Nanomaterials developer and producer First Graphene has secured funding for a collaborative research project with Swansea University to determine the market potential of the company’s Kainos Technology.

The $192,000 grant was secured through Analysis for Innovators (A4i) Round 12, Stage 2 funding which supports research to overcome productivity or technical barriers of new technologies.

Delivered by Innovate UK, the six-month project will provide a greater understanding of First Graphene’s Kainos Technology and its ability to produce high-quality, battery-grade synthetic graphite and pristine graphene from petroleum feedstock using a scalable hydrodynamic cavitation manufacturing process.

This process has also demonstrated the ability to produce green hydrogen as a by-product in previous research by the company.

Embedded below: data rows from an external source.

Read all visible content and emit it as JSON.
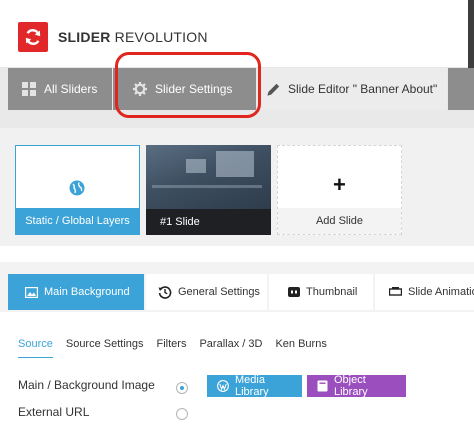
{
  "header": {
    "brand_bold": "SLIDER",
    "brand_rest": "REVOLUTION",
    "logo_color": "#e2272a"
  },
  "nav_tabs": {
    "all_sliders": "All Sliders",
    "slider_settings": "Slider Settings",
    "slide_editor": "Slide Editor \" Banner About\""
  },
  "slides": {
    "static_layers": "Static / Global Layers",
    "slide1": "#1 Slide",
    "add_slide": "Add Slide"
  },
  "settings_tabs": {
    "main_background": "Main Background",
    "general_settings": "General Settings",
    "thumbnail": "Thumbnail",
    "slide_animation": "Slide Animation"
  },
  "sub_tabs": [
    "Source",
    "Source Settings",
    "Filters",
    "Parallax / 3D",
    "Ken Burns"
  ],
  "form": {
    "main_bg_label": "Main / Background Image",
    "external_url_label": "External URL",
    "media_library": "Media Library",
    "object_library": "Object Library"
  },
  "colors": {
    "accent_blue": "#3ba3d7",
    "object_purple": "#9b4fbf",
    "highlight_red": "#e0261e",
    "tab_gray": "#8d8d8d"
  },
  "icons": {
    "logo": "refresh-icon",
    "all_sliders": "grid-icon",
    "slider_settings": "gear-icon",
    "slide_editor": "pencil-icon",
    "static_layers": "globe-icon",
    "add_slide": "plus-icon",
    "main_background": "image-icon",
    "general_settings": "history-icon",
    "thumbnail": "thumbnail-icon",
    "slide_animation": "animation-icon",
    "media_library": "wordpress-icon",
    "object_library": "book-icon"
  }
}
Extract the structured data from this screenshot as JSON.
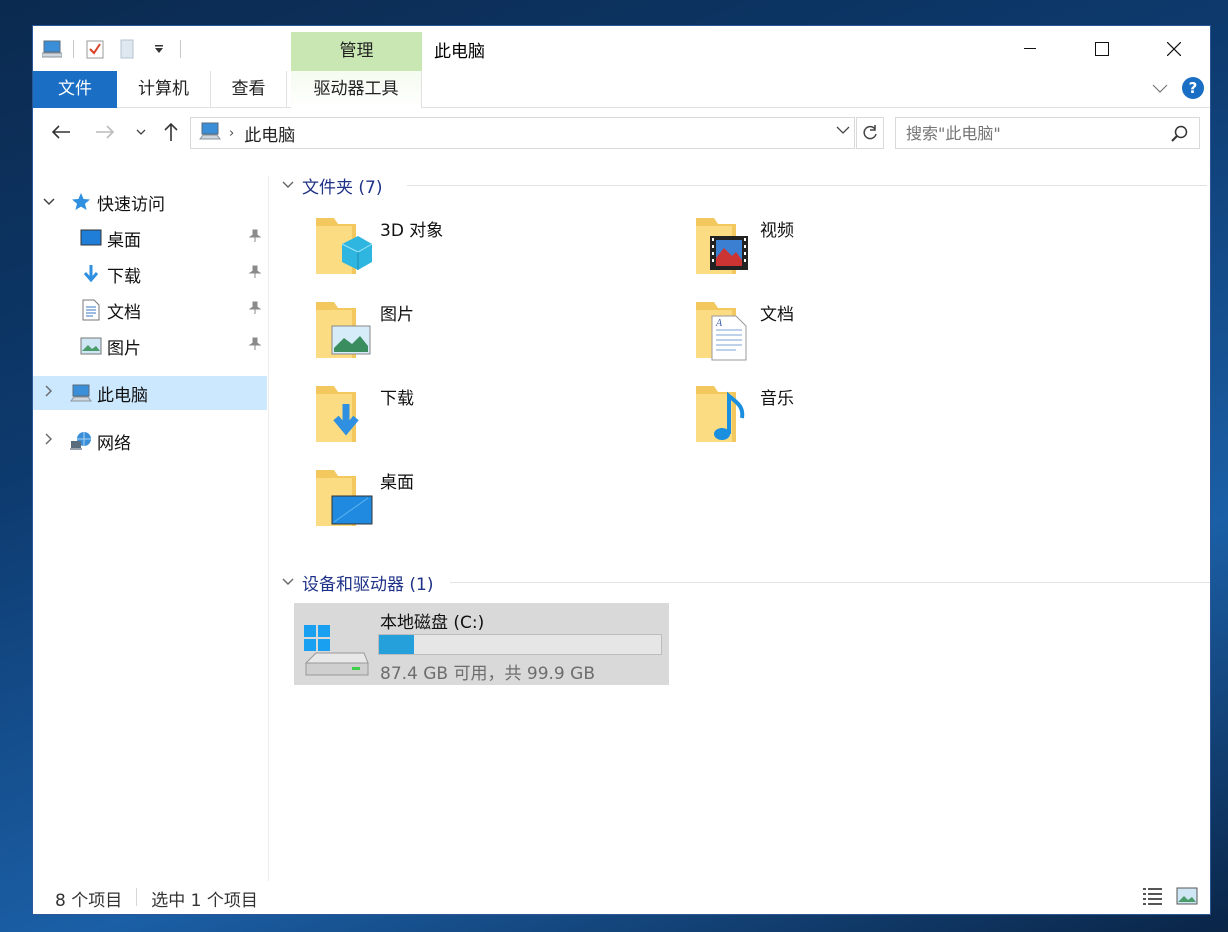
{
  "window": {
    "title": "此电脑",
    "manage_tab": "管理"
  },
  "ribbon": {
    "tabs": [
      "文件",
      "计算机",
      "查看",
      "驱动器工具"
    ]
  },
  "address": {
    "path": "此电脑",
    "search_placeholder": "搜索\"此电脑\""
  },
  "nav": {
    "quick_access": "快速访问",
    "quick_items": [
      "桌面",
      "下载",
      "文档",
      "图片"
    ],
    "this_pc": "此电脑",
    "network": "网络"
  },
  "folders_group": {
    "header": "文件夹 (7)",
    "items": [
      "3D 对象",
      "视频",
      "图片",
      "文档",
      "下载",
      "音乐",
      "桌面"
    ]
  },
  "drives_group": {
    "header": "设备和驱动器 (1)",
    "drive": {
      "label": "本地磁盘 (C:)",
      "space_text": "87.4 GB 可用，共 99.9 GB",
      "used_fraction": 0.125
    }
  },
  "status": {
    "item_count": "8 个项目",
    "selected": "选中 1 个项目"
  },
  "colors": {
    "accent": "#1a6fc4",
    "manage_tab": "#c8e7b2",
    "selection": "#cce8ff",
    "drive_bar": "#26a0da"
  }
}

First Graphene Managing Director and CEO Michael Bell said: “As global demand for battery-grade graphite and graphene increases, so does the need to find and secure strong supplies of these raw materials.

“First Graphene’s Kainos Technology shows real potential as a scalable way to manufacture synthetic graphite and graphene, offering a commercial alternative to mining.

“The grant received through the A4I funding competition, via Innovate UK, will greatly support the team of researchers investigating the process behind our hydrodynamic cavitation technology.”

First Graphene’s Hydrodynamic Cavitation Technology can efficiently produce graphite materials and green hydrogen in a single step process.

With Kainos technology already proven at the laboratory scale, this project will focus on using controlled experimentation and analysis to interrogate the hydrodynamic cavitation process.

This will support the development of modelling techniques at Swansea University that will underpin the company’s design basis for scaling up the Kainos Technology in collaboration with the energy industry.

This new process is considered to be particularly well suited for oil refineries where high-quality feedstocks and engineering capabilities are available, whilst the green hydrogen by-product can be utilised as a clean and green energy source to reduce carbon emissions.

This collaborative project follows First Graphene signing a MOU with Abu Dhabi-based EMDAD group that will see the two companies developing small scale, hydrodynamic cavitation reactor, using First Graphene’s Kainos Technology.